Ropotov: For us it’s all about branding and brand values. The Tribez, which is our biggest franchise, we’re following that up with a new game which we’re announcing in the coming year. It should spark a new wave of interest for the Tribez franchise. The Tribez dinosaur has been our mascot for quite a while, and it’s been very popular this past year. We’ll build up those core brands, and we hope we’ll be known for the characters from our games. That’s going to be a strategy for a couple of our next titles.
GamesBeat: You’ve just launched Cloud Raiders: Survival Arena.
Ropotov: Yep. We’ve been excited to showcase and launch that today on Facebook. It’s going to roll out to six platforms. That’s one example of where we take a well-known gameplay mechanic that’s been underserved for hardcore gamers. Amazing tower defense games have been around since Warcraft III. We came back to those old games, to that experience, and created a cross-play experience for all six platforms. We have heroes, clans, chats, daily challenges, tournaments, and things like that. This is going to be a new direction for us to serve those hardcore gamers in a more eSports-like experience.
GamesBeat: You’re focused on 3D simulation as well. You have My Country 3D. You haven’t advertised it this way, but it’s kind of a marriage of The Sims and SimCity.
Ropotov: Six years ago we defined what modern simulation-tycoon games looked like. I can’t say that I’m satisfied with what I did six years ago and how it lasted. We came back to the roots of old-school games like Rollercoaster Tycoon, where you could micromanage people and drop them here or there, or Bullfrog titles like Theme Hospital.
We fused that legacy of amazing experiences into a single title, where you could micromanage people on the level of a city, zoom out and see the huge skyscrapers, zoom in and build new things at the same time. We’ve been building the game for almost two years now in close cooperation with Unity. We have a new-generation game engine with endless landscapes.
My Country 3D is going to be one of those crucial points where we try to redefine a stale genre, one where a lot of elements have grown tired for players. Players want something innovative.
GamesBeat: What’s the road map as far as how to do more sustainable free-to-play and serve your customers on a global stage?
Ropotov: We’ll keep releasing games in our existing franchises, as I mentioned, like Paradise Island 2. For our new direction, we have an exciting lineup of 3D games, including X-Mercs, a turn-based strategy game.

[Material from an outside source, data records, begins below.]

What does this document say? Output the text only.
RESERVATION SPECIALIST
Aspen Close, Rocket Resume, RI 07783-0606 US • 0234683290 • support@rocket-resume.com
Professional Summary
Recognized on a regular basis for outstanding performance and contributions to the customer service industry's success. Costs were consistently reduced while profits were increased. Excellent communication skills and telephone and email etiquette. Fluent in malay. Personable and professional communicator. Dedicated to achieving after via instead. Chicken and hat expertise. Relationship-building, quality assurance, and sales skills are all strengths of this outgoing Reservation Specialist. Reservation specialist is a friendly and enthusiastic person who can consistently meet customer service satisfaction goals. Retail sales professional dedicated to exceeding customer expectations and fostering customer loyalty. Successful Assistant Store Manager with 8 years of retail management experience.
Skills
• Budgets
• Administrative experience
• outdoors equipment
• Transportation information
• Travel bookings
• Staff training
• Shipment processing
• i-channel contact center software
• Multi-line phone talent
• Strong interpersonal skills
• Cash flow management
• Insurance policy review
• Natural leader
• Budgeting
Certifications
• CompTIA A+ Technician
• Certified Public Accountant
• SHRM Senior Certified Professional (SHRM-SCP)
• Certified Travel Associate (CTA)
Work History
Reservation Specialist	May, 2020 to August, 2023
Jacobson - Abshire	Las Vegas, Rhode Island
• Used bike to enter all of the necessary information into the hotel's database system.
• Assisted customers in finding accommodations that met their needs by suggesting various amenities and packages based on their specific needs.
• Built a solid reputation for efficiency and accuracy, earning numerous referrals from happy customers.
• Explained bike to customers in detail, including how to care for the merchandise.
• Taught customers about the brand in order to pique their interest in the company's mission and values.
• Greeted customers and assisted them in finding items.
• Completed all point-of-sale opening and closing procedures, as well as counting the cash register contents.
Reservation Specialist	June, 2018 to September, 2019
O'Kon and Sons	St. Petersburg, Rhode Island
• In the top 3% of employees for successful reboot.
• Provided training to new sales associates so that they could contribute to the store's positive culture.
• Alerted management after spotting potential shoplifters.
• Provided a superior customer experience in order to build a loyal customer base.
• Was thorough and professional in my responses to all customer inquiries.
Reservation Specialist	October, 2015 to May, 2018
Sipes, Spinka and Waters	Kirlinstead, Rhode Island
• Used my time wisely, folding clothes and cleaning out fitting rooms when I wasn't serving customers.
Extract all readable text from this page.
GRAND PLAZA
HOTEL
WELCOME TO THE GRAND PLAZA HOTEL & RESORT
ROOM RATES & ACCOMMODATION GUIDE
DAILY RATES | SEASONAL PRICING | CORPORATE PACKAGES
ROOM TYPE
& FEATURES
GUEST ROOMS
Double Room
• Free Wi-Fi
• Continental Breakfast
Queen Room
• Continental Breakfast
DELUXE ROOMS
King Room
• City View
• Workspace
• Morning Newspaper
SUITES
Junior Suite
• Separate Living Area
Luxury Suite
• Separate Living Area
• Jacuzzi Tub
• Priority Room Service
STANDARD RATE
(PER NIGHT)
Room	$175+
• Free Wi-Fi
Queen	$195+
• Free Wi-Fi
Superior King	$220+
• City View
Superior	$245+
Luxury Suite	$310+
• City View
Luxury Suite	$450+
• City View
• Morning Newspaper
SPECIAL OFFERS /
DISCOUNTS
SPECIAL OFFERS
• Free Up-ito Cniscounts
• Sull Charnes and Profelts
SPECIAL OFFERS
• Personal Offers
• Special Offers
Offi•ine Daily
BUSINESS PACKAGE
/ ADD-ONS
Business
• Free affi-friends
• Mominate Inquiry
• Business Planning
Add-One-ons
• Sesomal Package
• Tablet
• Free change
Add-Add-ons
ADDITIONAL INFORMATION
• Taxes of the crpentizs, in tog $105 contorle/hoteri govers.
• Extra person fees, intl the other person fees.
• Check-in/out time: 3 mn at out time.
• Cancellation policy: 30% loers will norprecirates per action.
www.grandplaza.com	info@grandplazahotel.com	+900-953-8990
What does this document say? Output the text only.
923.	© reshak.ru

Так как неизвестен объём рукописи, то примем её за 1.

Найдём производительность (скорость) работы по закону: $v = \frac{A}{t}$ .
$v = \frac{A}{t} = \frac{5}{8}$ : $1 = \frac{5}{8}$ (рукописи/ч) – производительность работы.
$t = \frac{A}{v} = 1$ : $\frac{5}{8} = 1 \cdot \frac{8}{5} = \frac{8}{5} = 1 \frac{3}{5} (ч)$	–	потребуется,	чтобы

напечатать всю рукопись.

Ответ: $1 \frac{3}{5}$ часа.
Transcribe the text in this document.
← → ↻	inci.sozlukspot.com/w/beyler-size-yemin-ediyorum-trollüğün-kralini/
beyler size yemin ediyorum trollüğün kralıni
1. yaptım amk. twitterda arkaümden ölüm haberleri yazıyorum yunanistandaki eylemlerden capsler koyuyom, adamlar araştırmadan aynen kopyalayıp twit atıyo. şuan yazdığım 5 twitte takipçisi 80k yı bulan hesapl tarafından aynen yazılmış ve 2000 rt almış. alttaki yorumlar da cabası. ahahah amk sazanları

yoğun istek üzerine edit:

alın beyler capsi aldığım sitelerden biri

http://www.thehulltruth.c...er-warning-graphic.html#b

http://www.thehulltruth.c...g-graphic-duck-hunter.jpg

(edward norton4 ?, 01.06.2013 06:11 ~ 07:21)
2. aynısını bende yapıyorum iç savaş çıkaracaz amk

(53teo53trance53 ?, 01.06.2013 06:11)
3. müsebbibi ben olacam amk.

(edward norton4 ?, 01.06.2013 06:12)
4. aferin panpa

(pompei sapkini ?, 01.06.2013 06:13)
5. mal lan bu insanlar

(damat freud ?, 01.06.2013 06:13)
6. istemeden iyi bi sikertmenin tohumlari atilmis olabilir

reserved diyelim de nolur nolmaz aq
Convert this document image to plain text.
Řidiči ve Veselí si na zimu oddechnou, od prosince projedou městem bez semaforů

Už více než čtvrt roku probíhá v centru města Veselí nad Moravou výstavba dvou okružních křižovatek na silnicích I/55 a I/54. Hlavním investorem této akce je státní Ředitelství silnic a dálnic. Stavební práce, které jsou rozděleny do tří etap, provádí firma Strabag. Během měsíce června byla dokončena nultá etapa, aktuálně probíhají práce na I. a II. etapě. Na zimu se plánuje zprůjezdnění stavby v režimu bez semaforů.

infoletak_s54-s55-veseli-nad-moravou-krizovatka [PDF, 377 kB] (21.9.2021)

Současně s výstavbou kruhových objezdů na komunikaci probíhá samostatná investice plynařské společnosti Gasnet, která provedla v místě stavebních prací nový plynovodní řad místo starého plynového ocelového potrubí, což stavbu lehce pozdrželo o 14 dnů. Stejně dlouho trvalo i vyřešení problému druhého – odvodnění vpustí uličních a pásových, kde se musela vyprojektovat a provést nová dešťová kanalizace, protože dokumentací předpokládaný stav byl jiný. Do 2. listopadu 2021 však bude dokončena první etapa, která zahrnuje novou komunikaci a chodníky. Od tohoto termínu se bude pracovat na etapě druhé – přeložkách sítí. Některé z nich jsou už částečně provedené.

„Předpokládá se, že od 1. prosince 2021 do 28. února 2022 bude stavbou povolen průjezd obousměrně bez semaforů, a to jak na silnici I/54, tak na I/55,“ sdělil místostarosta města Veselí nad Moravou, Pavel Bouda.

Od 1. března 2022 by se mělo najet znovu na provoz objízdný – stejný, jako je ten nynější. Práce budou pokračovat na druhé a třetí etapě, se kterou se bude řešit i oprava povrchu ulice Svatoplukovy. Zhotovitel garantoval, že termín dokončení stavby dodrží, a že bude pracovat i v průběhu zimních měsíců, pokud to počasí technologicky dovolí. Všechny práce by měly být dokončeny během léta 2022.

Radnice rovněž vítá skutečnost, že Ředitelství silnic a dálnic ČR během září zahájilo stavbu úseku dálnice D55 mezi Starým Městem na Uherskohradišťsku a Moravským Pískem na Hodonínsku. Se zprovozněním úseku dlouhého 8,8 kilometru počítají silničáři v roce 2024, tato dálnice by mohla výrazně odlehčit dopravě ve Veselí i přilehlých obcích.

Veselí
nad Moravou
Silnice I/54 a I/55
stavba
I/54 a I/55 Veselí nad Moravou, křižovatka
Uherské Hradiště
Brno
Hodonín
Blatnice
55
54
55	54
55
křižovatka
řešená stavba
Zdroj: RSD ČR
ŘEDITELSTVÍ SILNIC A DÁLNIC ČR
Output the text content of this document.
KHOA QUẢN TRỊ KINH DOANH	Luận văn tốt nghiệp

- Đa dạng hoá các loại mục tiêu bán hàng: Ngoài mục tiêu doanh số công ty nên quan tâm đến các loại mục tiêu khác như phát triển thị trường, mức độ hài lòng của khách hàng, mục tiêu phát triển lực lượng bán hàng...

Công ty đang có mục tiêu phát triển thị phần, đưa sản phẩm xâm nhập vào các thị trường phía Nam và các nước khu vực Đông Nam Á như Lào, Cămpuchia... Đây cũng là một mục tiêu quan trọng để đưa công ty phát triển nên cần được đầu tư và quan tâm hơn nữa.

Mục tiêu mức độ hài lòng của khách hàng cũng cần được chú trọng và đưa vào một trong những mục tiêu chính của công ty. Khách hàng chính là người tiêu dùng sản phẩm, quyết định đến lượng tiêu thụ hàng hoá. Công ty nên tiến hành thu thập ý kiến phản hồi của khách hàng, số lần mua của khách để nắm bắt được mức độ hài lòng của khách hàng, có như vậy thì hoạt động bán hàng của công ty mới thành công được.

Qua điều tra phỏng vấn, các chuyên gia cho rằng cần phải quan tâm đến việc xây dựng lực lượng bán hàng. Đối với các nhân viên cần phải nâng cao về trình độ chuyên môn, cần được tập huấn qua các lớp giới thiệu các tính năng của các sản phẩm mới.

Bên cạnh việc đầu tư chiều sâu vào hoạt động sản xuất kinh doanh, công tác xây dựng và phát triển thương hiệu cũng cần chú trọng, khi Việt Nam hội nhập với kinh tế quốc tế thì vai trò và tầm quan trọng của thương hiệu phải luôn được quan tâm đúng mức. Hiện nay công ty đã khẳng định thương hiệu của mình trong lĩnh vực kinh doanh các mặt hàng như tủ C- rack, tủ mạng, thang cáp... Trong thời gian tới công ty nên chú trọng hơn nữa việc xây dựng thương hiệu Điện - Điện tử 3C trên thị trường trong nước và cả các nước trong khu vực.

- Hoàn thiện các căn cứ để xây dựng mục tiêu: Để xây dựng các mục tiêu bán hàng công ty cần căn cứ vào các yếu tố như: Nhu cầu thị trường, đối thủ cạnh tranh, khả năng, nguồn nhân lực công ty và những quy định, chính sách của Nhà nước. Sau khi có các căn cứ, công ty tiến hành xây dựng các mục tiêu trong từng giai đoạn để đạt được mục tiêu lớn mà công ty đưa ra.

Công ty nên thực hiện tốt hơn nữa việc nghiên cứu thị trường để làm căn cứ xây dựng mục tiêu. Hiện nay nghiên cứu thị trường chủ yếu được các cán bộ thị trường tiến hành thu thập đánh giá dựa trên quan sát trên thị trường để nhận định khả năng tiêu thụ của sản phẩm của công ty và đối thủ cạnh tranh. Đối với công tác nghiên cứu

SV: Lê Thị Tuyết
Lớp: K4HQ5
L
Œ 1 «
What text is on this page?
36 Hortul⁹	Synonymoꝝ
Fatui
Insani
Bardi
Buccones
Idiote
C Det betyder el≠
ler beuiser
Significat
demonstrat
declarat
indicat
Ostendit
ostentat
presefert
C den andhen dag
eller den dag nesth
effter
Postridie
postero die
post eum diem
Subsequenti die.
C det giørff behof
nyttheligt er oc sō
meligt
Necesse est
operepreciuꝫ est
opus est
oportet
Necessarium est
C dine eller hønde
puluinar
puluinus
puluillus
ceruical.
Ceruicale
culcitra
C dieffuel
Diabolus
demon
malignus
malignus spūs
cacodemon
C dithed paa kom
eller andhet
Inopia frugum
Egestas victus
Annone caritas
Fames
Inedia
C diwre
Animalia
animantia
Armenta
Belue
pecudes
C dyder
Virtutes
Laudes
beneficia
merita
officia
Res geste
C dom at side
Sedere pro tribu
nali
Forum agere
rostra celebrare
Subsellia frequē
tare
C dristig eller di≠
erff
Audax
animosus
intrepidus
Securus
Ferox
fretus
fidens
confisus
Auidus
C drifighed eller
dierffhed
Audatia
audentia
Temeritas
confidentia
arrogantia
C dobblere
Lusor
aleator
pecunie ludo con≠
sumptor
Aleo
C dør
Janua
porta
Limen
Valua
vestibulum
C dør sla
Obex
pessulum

We’ll have a few more announcements, including something perhaps as ambitious as a first-person shooter. We’ll see how it goes.
GamesBeat: Is this part of your message of constant change?
Ropotov: A lot of us come from an MMO development background. At our previous company, we used to work for Perfect World in eastern Europe. We’ve taken that experience, and with mobile platforms and 4G LTE connectivity, it’s all there. If you look at Vainglory and what they’ve achieved, that couldn’t have been done a few years ago with weaker connectivity.
We want to create the kind of great games that have been operated in the MMO space and help them transcend the mobile experience. We’ll figure out the session play times — will players play for a few hours, or in shorter sessions? We’ll try out the genres that have been underserved in mobile and see if we can nail a few of them down. 3D graphics, MMO-like gameplay, clans, twitch integration, these are all the check marks we’re ticking off.
All of this is cross-platform. For all of our franchises, we want to have the broadest reach into the audience that we can. Most of our games are on five or six platforms, on mobile and desktop.
It’s hard to find an equilibrium in monetizing players and making titles sustainable from a revenue perspective, so the team can continue to create content that will serve those players. We want to have enough experiences for players to keep playing for a long time. We’ve yet to find that equilibrium for every title and every genre, but we’re making some bets in an exploratory direction. It’s a little scary, but we’re excited about the prospects.